7.4 F zählt mit seinen über 20'000 Einwohnern im Kanton bereits zu den grösseren Städten. Ob allein daraus zu schliessen wäre, dass der Beizug eines Rechtsvertreters nur in Ausnahmefällen zu rechtfertigen ist, kann vorliegend offenbleiben. Fest steht, dass die Aktenlage nicht zuletzt wegen der zahlreichen zivil-, straf- und verwaltungsrechtlichen Verfahren im Zusammenhang mit der Werkstatt des Beschwerdeführers relativ komplex ist. Auch wenn die Auseinandersetzung somit an sich bloss ein einzelnes Rechtsgebiet beschlägt, beruht sie auf einem relativ komplizierten Hintergrund. Zudem war der Beschwerdegegner bzw. die Gemeinde F bereits mehrmals Partei in den genannten Verfahren. Der Beizug eines Rechtsanwalts kann in einer solchen Situation zur Versachlichung der Auseinandersetzung beitragen, indem er zwischen dem Gemeinwesen und dem privaten Beschwerdeführer eine gewisse Distanz herstellt. Die Vertretung des Gemeinderats durch einen Rechtsanwalt erscheint im vorliegenden Fall auch insofern naheliegend, als die von einem privaten Vertreter verfasste Beschwerdeschrift im Tonfall von einer gewissen Schärfe geprägt war und zahlreiche längst erledigte Verfahren erneut aufgebracht wurden. Schliesslich erforderte das Durchdringen der Aktenlage, die Stellungnahme zu den Darstellungen des privaten Vertreters sowie die Wahrung der notwendigen Übersicht und Präzision in der Darstellung der Sachlage einiges an Routine und Erfahrung. Angesichts all dieser Umstände erscheint im vorliegenden Fall der Beizug eines Anwalts gerechtfertigt. Der Beschwerdeführer ist damit zu verpflichten, der obsiegenden Gemeinde eine Parteientschädigung zu entrichten.

Demgemäss erkennt die Kammer:

1.    Die Beschwerde wird abgewiesen, soweit darauf eingetreten wird.
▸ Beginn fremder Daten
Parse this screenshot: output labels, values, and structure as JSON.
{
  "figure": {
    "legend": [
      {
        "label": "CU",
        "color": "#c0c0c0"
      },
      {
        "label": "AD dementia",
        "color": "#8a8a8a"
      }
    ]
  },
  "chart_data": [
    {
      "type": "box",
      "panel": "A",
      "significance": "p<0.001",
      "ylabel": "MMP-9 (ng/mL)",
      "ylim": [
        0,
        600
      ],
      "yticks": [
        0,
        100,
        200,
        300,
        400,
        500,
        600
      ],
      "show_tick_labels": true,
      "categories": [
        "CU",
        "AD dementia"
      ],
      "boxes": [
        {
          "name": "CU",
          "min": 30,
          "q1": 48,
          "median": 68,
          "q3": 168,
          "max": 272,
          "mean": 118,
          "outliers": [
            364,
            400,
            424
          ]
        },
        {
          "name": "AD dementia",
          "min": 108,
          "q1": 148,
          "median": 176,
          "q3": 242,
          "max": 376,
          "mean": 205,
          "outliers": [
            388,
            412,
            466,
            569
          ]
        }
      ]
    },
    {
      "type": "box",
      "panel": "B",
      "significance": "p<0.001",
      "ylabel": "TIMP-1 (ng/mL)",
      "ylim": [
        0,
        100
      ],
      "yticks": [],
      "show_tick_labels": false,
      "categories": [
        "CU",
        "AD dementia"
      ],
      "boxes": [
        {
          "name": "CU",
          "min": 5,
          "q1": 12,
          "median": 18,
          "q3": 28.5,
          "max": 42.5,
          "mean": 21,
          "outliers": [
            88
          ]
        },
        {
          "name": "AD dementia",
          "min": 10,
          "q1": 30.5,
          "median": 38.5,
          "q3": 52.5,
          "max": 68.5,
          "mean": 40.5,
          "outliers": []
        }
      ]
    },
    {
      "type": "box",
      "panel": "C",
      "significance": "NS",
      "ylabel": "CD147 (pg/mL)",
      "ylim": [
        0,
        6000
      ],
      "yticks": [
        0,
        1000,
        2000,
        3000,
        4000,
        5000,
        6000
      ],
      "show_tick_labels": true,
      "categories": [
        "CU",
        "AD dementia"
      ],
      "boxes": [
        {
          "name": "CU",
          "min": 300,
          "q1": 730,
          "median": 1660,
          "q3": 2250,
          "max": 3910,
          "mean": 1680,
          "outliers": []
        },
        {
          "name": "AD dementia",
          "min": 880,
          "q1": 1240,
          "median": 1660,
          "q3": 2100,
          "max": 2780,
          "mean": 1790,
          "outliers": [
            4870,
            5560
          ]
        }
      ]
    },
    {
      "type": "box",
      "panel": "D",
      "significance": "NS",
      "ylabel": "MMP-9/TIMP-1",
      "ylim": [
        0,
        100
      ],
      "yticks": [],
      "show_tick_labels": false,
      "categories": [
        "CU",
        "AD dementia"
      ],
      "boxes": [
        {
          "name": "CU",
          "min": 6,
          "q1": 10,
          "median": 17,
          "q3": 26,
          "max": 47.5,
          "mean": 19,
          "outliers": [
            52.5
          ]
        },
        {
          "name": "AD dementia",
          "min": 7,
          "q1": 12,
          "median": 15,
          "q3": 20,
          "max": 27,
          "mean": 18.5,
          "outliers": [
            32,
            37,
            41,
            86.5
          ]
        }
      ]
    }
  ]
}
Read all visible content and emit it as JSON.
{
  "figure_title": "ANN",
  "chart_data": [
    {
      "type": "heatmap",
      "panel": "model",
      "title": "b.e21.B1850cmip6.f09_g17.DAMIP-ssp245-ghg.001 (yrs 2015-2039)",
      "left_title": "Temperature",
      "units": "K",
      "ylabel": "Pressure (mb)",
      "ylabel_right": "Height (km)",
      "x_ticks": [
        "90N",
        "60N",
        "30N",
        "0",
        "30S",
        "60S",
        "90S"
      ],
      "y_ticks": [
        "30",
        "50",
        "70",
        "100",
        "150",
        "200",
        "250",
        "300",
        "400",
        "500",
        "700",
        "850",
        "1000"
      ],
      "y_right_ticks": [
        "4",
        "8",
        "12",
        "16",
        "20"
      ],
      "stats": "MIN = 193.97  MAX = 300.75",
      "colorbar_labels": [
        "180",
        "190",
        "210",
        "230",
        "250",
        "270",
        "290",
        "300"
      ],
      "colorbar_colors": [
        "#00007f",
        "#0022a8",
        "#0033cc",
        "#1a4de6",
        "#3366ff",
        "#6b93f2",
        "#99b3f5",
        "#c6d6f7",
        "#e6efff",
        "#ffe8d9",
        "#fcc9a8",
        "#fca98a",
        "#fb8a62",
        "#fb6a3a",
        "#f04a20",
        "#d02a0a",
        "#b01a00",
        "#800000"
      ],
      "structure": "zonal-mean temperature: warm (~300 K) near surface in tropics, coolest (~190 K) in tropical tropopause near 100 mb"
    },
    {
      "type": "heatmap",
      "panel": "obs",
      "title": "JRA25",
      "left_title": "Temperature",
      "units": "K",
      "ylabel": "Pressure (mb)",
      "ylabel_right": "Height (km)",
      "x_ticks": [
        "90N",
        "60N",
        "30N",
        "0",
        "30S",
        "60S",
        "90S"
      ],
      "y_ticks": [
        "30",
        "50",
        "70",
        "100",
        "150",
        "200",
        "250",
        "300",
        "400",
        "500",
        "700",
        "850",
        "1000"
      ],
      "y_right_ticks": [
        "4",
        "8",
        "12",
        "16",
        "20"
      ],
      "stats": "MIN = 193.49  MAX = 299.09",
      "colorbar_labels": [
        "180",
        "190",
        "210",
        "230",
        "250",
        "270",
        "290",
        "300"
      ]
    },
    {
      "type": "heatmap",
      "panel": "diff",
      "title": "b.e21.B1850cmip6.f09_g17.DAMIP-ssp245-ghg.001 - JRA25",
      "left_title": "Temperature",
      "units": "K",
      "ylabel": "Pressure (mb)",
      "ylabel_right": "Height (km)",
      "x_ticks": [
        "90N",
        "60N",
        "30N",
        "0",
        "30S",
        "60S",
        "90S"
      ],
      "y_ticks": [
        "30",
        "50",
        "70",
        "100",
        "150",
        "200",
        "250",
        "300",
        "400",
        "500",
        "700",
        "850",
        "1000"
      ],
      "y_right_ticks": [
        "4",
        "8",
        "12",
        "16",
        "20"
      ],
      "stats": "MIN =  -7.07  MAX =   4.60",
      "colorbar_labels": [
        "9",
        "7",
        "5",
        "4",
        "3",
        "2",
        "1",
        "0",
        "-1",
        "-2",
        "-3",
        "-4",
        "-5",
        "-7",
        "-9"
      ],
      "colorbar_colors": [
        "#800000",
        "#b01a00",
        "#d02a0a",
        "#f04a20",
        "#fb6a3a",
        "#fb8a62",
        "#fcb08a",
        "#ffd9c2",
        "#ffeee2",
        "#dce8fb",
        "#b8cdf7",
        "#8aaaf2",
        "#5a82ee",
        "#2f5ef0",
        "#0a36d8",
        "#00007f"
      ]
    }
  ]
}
2.    Die Gerichtsgebühr wird festgesetzt auf
Fr. 4'500.--;    die übrigen Kosten betragen:
Fr.    100.--     Zustellkosten,
Fr. 4'600.--     Total der Kosten.

3.    Die Gerichtskosten werden dem Beschwerdeführer auferlegt.

4.    Der Beschwerdeführer wird verpflichtet, der Gemeinde F innerhalb von 30 Tagen ab Rechtskraft dieses Urteils eine Parteientschädigung von Fr. 2'500.- (Mehrwertsteuer bereits eingeschlossen) zu bezahlen.

5.    Gegen dieses Urteil kann Beschwerde in öffentlich-rechtlichen Angelegenheiten nach Art. 82 ff. des Bundesgerichtsgesetzes erhoben werden. Die Beschwerde ist innert 30 Tagen, von der Zustellung an gerechnet, beim Bundesgericht, 1000 Lausanne 14, einzureichen.